Researchers at the Institut Pasteur and the French National Institute of Health and Medical Research in Paris have developed an assay that can identify individual proteins labeled with antibodies. The antibodies the team used are of a kind isolated from patients with a condition called APECED — an autoimmune condition in which people develop autoantibodies against interferon molecules.

Their study, “Detection of interferon alpha protein reveals differential levels and cellular sources in disease,” appeared April 18 in The Journal of Experimental Medicine.

The assay can detect interferon-alpha at attomolar concentrations — equivalent to just quadrillionths of a gram per milliliter of blood or cerebrospinal fluid. This is an upgrade of about 5,000 times compared to existing methods for detecting interferon-alpha.

“The ultrasensitive detection of interferon-a protein in human material can provide novel insights into disease-causing pathways,” Darragh Duffy of Institut Pasteur ,and the study’s senior author, said in a press release. “It also allows the direct measurement of interferon protein as a disease biomarker for patient stratification and for monitoring the efficacy of treatments such as the anti-interferon signaling therapies that are currently being tested.”

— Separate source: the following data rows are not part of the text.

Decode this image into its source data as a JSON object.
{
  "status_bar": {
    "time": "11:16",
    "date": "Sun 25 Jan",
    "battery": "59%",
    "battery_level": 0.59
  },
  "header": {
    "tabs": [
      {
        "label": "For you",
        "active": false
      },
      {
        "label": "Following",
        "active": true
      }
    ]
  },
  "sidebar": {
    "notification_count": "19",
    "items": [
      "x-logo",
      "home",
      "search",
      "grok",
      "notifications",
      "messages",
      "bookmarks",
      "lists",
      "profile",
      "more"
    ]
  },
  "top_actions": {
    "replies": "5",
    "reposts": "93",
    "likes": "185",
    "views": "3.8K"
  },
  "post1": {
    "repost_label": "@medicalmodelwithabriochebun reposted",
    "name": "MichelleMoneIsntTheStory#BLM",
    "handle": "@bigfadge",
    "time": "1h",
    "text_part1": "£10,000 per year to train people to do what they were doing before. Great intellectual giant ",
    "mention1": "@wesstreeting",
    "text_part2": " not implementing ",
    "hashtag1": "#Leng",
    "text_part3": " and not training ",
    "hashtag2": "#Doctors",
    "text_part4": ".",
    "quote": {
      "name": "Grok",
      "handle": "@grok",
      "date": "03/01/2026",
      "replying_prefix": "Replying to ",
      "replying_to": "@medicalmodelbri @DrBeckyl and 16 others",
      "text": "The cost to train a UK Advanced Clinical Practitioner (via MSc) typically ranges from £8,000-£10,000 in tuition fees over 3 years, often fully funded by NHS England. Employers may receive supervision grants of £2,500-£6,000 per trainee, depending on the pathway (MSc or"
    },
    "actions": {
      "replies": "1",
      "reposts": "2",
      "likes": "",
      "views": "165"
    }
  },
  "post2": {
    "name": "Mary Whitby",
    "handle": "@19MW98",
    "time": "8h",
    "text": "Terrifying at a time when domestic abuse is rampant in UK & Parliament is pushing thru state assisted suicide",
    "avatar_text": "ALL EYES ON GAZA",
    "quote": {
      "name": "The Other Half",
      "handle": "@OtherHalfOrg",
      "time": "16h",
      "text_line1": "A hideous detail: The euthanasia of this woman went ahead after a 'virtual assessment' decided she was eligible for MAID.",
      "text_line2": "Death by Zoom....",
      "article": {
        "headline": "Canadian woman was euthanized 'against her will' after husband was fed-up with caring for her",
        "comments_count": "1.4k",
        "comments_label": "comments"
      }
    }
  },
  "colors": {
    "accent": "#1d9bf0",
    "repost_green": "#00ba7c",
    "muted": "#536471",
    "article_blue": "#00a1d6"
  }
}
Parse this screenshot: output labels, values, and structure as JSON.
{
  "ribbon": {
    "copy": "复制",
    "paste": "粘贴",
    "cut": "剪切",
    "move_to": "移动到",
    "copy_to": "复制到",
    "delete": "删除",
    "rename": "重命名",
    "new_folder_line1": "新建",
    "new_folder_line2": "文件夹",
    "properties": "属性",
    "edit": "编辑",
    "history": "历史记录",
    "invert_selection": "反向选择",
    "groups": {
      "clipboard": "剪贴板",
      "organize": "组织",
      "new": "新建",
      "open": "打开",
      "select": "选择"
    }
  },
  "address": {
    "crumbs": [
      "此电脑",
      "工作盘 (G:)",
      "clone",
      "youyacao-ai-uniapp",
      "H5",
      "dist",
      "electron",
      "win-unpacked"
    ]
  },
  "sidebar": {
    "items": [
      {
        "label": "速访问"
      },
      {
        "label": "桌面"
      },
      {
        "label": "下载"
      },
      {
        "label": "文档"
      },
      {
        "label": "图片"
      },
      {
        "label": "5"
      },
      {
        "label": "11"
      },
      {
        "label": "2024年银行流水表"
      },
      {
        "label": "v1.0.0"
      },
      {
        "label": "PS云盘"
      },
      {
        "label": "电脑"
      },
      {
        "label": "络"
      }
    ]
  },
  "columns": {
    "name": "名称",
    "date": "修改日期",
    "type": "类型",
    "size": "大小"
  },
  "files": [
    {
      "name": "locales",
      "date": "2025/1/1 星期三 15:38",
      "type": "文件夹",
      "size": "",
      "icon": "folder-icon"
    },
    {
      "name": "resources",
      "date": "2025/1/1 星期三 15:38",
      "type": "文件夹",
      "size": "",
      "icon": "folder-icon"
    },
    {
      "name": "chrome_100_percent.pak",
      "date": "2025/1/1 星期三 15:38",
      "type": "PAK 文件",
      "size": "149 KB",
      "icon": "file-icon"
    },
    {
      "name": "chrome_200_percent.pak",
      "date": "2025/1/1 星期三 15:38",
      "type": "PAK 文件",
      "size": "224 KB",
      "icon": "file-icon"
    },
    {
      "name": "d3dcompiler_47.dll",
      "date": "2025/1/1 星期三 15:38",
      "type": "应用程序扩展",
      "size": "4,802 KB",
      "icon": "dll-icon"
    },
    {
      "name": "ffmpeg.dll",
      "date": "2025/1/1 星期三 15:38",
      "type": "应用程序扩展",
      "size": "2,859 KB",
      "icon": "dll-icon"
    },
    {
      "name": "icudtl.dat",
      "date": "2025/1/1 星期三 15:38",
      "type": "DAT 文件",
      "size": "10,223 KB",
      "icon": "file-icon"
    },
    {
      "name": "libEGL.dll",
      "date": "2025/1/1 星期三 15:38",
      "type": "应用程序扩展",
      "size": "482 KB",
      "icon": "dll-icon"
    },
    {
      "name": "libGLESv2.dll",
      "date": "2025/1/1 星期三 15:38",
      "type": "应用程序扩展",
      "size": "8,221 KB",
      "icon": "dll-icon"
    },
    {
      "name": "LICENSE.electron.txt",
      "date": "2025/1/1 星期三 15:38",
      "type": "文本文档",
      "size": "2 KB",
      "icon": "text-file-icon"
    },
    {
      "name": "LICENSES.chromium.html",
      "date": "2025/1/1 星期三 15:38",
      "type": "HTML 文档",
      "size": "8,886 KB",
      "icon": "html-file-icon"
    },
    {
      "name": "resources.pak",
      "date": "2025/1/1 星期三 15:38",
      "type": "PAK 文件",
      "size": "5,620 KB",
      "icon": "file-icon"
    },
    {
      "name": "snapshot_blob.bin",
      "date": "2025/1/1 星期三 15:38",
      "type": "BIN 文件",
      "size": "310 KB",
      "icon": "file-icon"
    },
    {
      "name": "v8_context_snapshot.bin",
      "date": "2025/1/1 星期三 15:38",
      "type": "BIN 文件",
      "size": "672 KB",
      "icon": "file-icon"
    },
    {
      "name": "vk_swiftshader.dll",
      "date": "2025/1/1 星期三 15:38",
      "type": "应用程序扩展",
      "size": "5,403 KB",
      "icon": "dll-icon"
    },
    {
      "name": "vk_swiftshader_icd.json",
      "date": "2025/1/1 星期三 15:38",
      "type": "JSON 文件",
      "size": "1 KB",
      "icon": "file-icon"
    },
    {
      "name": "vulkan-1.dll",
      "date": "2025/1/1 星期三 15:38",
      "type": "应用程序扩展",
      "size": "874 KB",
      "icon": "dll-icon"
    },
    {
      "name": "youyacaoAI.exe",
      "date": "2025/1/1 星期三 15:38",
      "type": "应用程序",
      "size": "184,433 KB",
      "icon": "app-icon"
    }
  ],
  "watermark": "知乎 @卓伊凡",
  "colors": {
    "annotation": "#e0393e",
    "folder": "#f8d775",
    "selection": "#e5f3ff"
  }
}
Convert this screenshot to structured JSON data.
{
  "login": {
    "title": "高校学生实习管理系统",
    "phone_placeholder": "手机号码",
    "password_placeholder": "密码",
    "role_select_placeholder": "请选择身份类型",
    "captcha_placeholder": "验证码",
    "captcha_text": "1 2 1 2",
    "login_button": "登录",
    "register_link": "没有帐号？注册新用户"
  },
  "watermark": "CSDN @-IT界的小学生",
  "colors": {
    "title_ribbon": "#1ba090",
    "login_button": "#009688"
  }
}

Using the new method, researchers can measure interferon in samples from healthy controls, lupus patients and people with other autoimmune conditions. In lupus patients, the concentration of interferon-alpha was found to mirror the severity of the disease.

The team also discovered that the source of interferon-alpha in lupus was different from that seen in patients with a group of conditions called type I interferonopathies. Those patients had increased production of interferon in certain blood cells.

This finding illustrates that — besides its diagnostic value — the method can give researchers insights into lupus disease mechanisms.